これは、他社シューズで同じサーキットで空気抵抗削減システムを組んで、世界トップランナーに実験してもらわないと、検証しようがない。

モーエンについては、2つ前に 「マラソン欧州記録更新、ソンドレ・モーエン選手(とカノーバ コーチ)トレーニング説明は金言の宝庫!」  で書いたように、トレーニング方針や環境の要因がまずもって大きいと思う。その上で、個性あるシューズの特徴を活かした走りを修得したのも事実だろう。

それは大迫傑も同じくだ。

 

3.省エネ性能?

ここが、よくわからない。

「ランニング効率を平均4%高める」というのがNIKEの能書きなのだが、この指標には定義が示されていない。速くなる、とは一言も言っていない。まあ自転車の場合ならば、「同じ速度を4%低いパワー(watt)で走れる」といった意味あいだろうとは思われるのだが、どう計測したのか?

こんなときには、日本語では無理で、英語で検索する。たとえば "vaporfly running economy " とグーグルさんに投げる。すると "CAN NIKE'S NEW MARATHON SHOES MAKE YOU FASTER? A NIKE-FUNDED STUDY SAYS YES"  など新しい記事が出てくれる。「ランニングエコノミー」、つまり同速度で走る場合の酸素摂取量が基準のようだ。だが、具体的な実験状況は不明。どんなランナーが、どの速さで走ったのか?

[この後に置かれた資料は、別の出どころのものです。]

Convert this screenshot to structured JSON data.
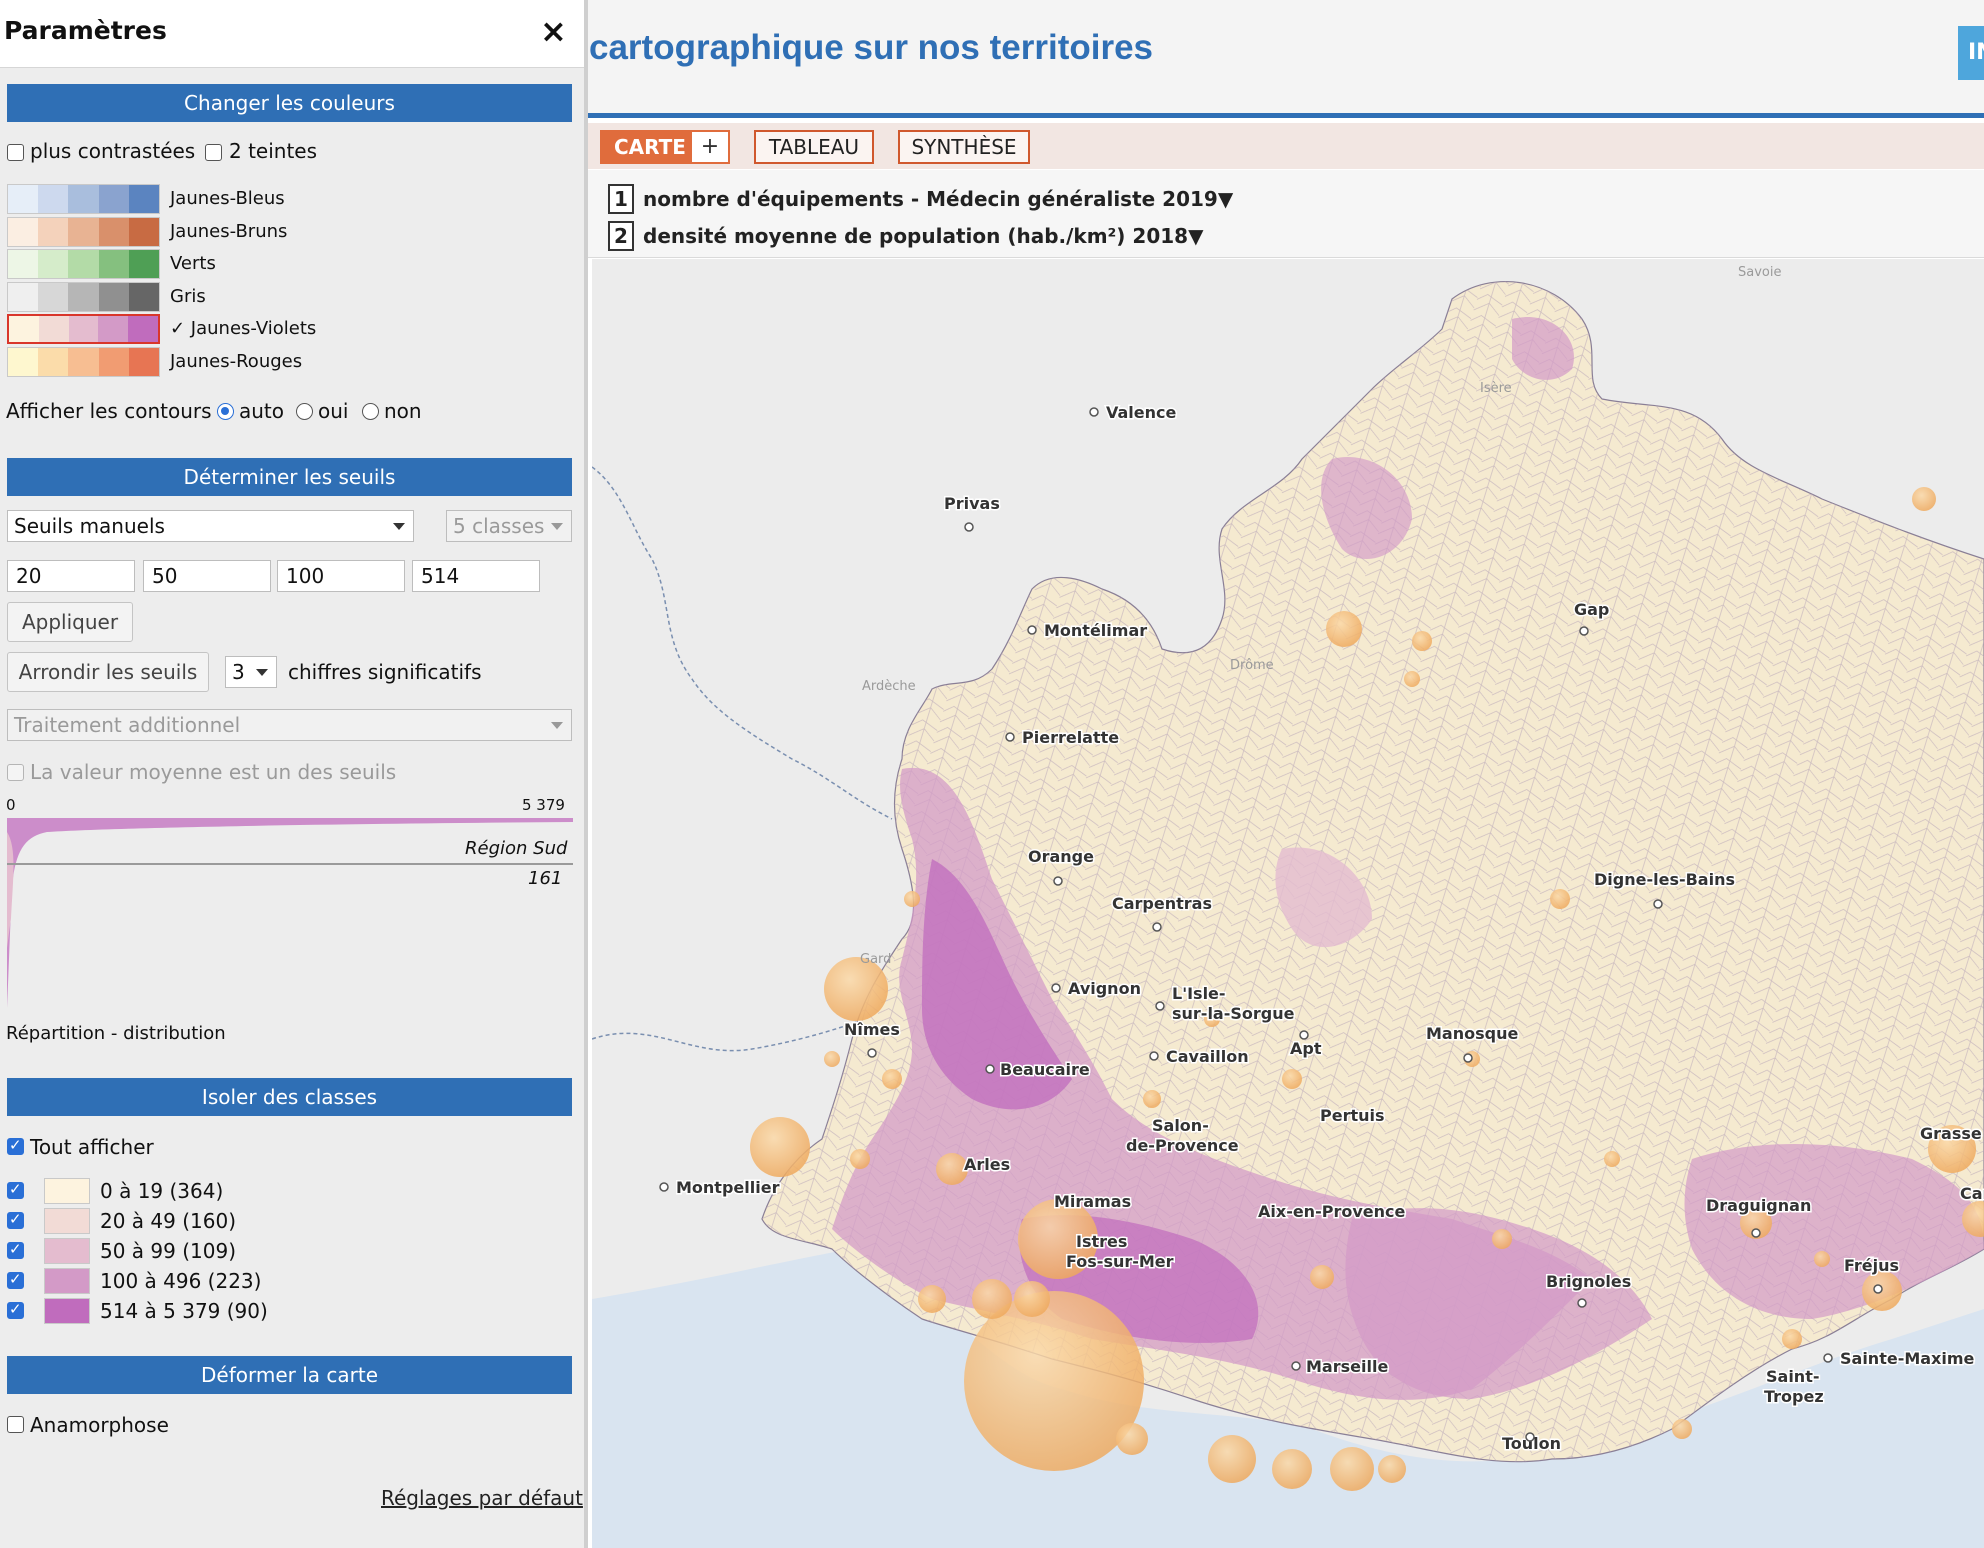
{
  "panel": {
    "title": "Paramètres",
    "close_icon": "×",
    "sections": {
      "colors": "Changer les couleurs",
      "thresholds": "Déterminer les seuils",
      "isolate": "Isoler des classes",
      "deform": "Déformer la carte"
    },
    "color_options": {
      "contrast": "plus contrastées",
      "two_tints": "2 teintes"
    },
    "palettes": [
      {
        "name": "Jaunes-Bleus",
        "colors": [
          "#e6eef8",
          "#cdd9ee",
          "#a9bedd",
          "#8aa3cf",
          "#5b84c0"
        ],
        "selected": false
      },
      {
        "name": "Jaunes-Bruns",
        "colors": [
          "#fbeee2",
          "#f4d2bb",
          "#e8b393",
          "#d9906b",
          "#c86b43"
        ],
        "selected": false
      },
      {
        "name": "Verts",
        "colors": [
          "#edf6e6",
          "#d5ecca",
          "#b3dba7",
          "#85c07f",
          "#4f9f55"
        ],
        "selected": false
      },
      {
        "name": "Gris",
        "colors": [
          "#efefef",
          "#d7d7d7",
          "#b6b6b6",
          "#909090",
          "#666666"
        ],
        "selected": false
      },
      {
        "name": "✓ Jaunes-Violets",
        "colors": [
          "#fdf3df",
          "#f2dbd6",
          "#e4bccf",
          "#d39ac7",
          "#c06cbd"
        ],
        "selected": true
      },
      {
        "name": "Jaunes-Rouges",
        "colors": [
          "#fef7cf",
          "#fbdcaa",
          "#f7be92",
          "#f19c72",
          "#e77553"
        ],
        "selected": false
      }
    ],
    "contours": {
      "label": "Afficher les contours :",
      "auto": "auto",
      "oui": "oui",
      "non": "non"
    },
    "threshold_method": "Seuils manuels",
    "classes_select": "5 classes",
    "thresholds": [
      "20",
      "50",
      "100",
      "514"
    ],
    "apply_button": "Appliquer",
    "round_button": "Arrondir les seuils",
    "sig_digits": "3",
    "sig_digits_label": "chiffres significatifs",
    "additional": "Traitement additionnel",
    "mean_checkbox": "La valeur moyenne est un des seuils",
    "distribution": {
      "min": "0",
      "max": "5 379",
      "region": "Région Sud",
      "region_value": "161",
      "caption": "Répartition - distribution"
    },
    "show_all": "Tout afficher",
    "classes": [
      {
        "label": "0 à 19 (364)",
        "color": "#fdf3df"
      },
      {
        "label": "20 à 49 (160)",
        "color": "#f2dbd6"
      },
      {
        "label": "50 à 99 (109)",
        "color": "#e4bccf"
      },
      {
        "label": "100 à 496 (223)",
        "color": "#d39ac7"
      },
      {
        "label": "514 à 5 379 (90)",
        "color": "#c06cbd"
      }
    ],
    "anamorphose": "Anamorphose",
    "reset": "Réglages par défaut"
  },
  "header": {
    "title": "cartographique sur nos territoires",
    "info_button": "IN"
  },
  "tabs": {
    "carte": "CARTE",
    "plus": "+",
    "tableau": "TABLEAU",
    "synthese": "SYNTHÈSE"
  },
  "indicators": [
    {
      "num": "1",
      "text": "nombre d'équipements - Médecin généraliste  2019▼"
    },
    {
      "num": "2",
      "text": "densité moyenne de population (hab./km²)  2018▼"
    }
  ],
  "map": {
    "cities": [
      "Valence",
      "Privas",
      "Montélimar",
      "Pierrelatte",
      "Orange",
      "Carpentras",
      "Avignon",
      "L'Isle-",
      "sur-la-Sorgue",
      "Cavaillon",
      "Apt",
      "Beaucaire",
      "Arles",
      "Salon-",
      "de-Provence",
      "Pertuis",
      "Manosque",
      "Nîmes",
      "Montpellier",
      "Miramas",
      "Istres",
      "Fos-sur-Mer",
      "Aix-en-Provence",
      "Marseille",
      "Toulon",
      "Brignoles",
      "Draguignan",
      "Fréjus",
      "Sainte-Maxime",
      "Saint-",
      "Tropez",
      "Grasse",
      "Can",
      "Gap",
      "Digne-les-Bains"
    ],
    "regions": [
      "Savoie",
      "Isère",
      "Drôme",
      "Ardèche",
      "Gard"
    ],
    "colors": {
      "water": "#d9e4f0",
      "land_outside": "#ececec",
      "border": "#7a8fb0"
    }
  }
}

そもそもが”NIKE-FUNDED STUDY”だ。実験素材はNIKEからお金をもらったランナー。幾らもらってる人が、どこまで中立性を保ってトレッドミルを走ったのか?というツッコミも不可能ともいえない。(※同じことは自転車の空力測定でもいえる)

「このシューズのおかげで、レース中はすごく 余裕を持って力を貯められた。」という大迫傑選手のNIKEサイトでのコメントが、まあ唯一の手がかりといえる。「証言者の中立性が担保されない質的調査」ではあるが笑。「反発力」「軽い」などは、他社のシューズでもよく聞かれる常套句だ。

 

4.速さ?

自転車的にいえば、パワーをかければ速くなるが、脚を使う。シューズ側の反発力が強い、とNIKEはうたうが、その反発力は同時に脚にも来て、消耗させそうな気もする。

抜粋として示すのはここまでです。